Дискурс Пи (Mar 2021)
Decisionism in Russia: Carl Schmitt’s PreRevolutionary Precursors and Modern Interpreters. Part II
Abstract
Carl Schmitt is known as the founder of decisionism - the doctrine of the political Decision made by a sovereign in extreme circumstances and characterized by a constitutive meaning for the political and legal order of the state. Using the comparative historical method the author of the article tries to find in the Russian political and legal thought of the early 20th century concepts that could claim to be "proto-decisionist". The ideas of conservative legal thinkers as L. A. Tikhomirov, N. A. Zakharov and P. E. Kazansky are under discussion.

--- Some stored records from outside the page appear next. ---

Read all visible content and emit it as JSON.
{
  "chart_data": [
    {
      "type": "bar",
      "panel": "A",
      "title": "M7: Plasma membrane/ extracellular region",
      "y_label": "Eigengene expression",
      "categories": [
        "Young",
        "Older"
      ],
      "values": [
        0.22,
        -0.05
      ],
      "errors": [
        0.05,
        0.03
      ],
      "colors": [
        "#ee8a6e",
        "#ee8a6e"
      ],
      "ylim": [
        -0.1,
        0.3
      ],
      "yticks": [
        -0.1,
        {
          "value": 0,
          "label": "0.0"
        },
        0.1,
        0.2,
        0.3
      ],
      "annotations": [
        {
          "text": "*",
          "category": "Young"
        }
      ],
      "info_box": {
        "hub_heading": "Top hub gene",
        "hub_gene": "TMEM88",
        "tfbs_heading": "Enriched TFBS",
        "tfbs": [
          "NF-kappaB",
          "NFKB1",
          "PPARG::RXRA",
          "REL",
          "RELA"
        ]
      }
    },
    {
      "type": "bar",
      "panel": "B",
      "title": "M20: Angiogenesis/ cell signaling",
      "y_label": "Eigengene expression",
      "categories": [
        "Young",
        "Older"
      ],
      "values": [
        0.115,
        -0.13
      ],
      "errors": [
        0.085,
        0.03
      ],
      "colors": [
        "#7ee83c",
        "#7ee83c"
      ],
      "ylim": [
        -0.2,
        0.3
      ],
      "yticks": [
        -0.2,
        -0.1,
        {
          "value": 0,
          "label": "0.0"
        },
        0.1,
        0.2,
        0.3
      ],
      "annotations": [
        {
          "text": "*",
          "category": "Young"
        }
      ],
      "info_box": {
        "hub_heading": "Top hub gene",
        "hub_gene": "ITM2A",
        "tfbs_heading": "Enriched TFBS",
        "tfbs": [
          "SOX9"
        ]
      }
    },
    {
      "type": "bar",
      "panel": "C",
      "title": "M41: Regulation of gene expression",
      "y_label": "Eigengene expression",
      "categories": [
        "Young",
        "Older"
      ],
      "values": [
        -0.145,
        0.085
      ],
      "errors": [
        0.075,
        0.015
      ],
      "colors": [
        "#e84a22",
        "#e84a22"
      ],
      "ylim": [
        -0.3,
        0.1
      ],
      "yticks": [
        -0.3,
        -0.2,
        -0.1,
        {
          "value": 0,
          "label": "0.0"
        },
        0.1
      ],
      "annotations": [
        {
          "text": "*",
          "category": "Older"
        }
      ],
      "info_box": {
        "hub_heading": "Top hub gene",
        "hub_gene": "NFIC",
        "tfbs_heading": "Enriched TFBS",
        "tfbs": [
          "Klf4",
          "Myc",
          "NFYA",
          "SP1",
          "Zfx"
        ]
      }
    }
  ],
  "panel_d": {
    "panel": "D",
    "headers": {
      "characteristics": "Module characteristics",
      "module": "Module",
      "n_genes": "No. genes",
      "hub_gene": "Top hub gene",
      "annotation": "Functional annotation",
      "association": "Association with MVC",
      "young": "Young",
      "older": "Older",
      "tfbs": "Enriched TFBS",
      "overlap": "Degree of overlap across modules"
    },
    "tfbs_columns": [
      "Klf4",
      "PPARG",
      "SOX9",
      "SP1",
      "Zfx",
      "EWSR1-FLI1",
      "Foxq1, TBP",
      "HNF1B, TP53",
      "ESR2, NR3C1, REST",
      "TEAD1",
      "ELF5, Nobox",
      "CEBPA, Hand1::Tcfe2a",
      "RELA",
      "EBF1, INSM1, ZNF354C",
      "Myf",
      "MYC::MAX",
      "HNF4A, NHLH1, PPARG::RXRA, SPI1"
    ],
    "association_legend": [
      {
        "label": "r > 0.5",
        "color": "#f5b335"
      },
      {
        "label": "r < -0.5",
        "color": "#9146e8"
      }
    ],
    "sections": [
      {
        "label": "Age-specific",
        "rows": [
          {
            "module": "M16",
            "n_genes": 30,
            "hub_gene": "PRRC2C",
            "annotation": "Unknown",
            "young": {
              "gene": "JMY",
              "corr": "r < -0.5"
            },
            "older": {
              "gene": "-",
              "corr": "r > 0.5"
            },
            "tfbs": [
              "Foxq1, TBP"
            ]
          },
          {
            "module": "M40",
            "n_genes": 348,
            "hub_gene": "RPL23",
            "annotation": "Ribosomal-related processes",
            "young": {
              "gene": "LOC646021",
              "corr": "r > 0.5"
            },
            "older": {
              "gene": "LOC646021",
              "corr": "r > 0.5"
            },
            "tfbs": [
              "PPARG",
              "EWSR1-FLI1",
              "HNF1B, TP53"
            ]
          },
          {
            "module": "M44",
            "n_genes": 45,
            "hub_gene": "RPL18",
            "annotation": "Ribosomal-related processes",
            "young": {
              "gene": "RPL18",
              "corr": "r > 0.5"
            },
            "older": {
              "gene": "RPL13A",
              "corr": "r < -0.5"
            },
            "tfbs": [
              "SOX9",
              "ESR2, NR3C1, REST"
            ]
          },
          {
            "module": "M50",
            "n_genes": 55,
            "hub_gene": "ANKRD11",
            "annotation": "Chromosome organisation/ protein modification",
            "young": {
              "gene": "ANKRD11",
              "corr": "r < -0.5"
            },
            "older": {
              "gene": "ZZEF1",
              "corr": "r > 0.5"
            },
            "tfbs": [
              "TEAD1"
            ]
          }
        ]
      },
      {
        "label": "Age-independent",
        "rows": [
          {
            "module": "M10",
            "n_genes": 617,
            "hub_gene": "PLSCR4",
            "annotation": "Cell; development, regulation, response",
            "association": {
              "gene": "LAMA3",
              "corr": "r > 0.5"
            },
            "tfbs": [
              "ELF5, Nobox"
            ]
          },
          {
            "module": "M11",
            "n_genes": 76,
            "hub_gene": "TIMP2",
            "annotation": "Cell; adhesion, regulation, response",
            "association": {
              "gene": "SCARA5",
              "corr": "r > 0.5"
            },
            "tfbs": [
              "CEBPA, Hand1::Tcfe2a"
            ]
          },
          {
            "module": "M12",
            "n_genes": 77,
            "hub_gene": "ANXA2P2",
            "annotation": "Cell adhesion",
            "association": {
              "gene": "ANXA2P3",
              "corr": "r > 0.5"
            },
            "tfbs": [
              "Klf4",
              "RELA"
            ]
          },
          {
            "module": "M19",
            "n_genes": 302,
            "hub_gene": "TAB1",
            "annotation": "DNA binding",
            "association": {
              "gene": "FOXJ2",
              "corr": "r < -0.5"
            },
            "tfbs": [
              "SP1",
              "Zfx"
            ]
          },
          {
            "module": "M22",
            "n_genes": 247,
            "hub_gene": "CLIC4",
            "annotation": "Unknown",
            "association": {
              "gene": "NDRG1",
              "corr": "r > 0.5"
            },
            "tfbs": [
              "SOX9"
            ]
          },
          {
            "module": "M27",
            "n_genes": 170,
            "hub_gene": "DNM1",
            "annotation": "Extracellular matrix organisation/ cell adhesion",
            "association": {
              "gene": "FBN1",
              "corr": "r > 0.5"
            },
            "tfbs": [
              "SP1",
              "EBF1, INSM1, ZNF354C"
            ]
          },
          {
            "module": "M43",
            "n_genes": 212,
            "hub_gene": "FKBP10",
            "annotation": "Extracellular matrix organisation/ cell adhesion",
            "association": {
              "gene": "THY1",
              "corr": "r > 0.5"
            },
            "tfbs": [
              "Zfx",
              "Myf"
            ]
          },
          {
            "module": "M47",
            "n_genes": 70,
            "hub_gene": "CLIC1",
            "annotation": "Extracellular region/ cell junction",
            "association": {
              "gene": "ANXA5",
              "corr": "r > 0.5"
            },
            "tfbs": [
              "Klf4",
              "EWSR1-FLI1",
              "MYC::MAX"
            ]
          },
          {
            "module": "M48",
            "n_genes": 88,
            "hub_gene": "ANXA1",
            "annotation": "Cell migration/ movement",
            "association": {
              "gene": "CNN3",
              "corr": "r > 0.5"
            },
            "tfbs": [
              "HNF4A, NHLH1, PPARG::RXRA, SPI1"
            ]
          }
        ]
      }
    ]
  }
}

Interpretations of C. Schmitt's decisionism in contemporary Russian political discourse are studied as well. It is shown that the Russian science of the early 20th century, which developed its own doctrine of sovereign power and its Decision as the constituting principle of the political and legal order, came to conclusions that were largely similar to those made by Schmitt and in some issues advanced even further. Based on the provided comparison it is deduced that an attempt to build "political theology" on purely rational, scientific grounds led С. Schmitt to deification of the state and thereby to irrationalization of the science. On the contrary, Russian conservative thinkers never forgot that the political ontos was by no means the limit of being, and the sovereign as its ultimate authority had still a higher principle over him. This albeit purely ideal accountability was the ultimate foundation of sovereignty. So, constant observance of the true hierarchical relationship between the transcendental and the immanent, the metaphysical and the ontological, the Divine and the human helped them to refrain from replacing the Absolute with the relative and to avoid deification of earthly power.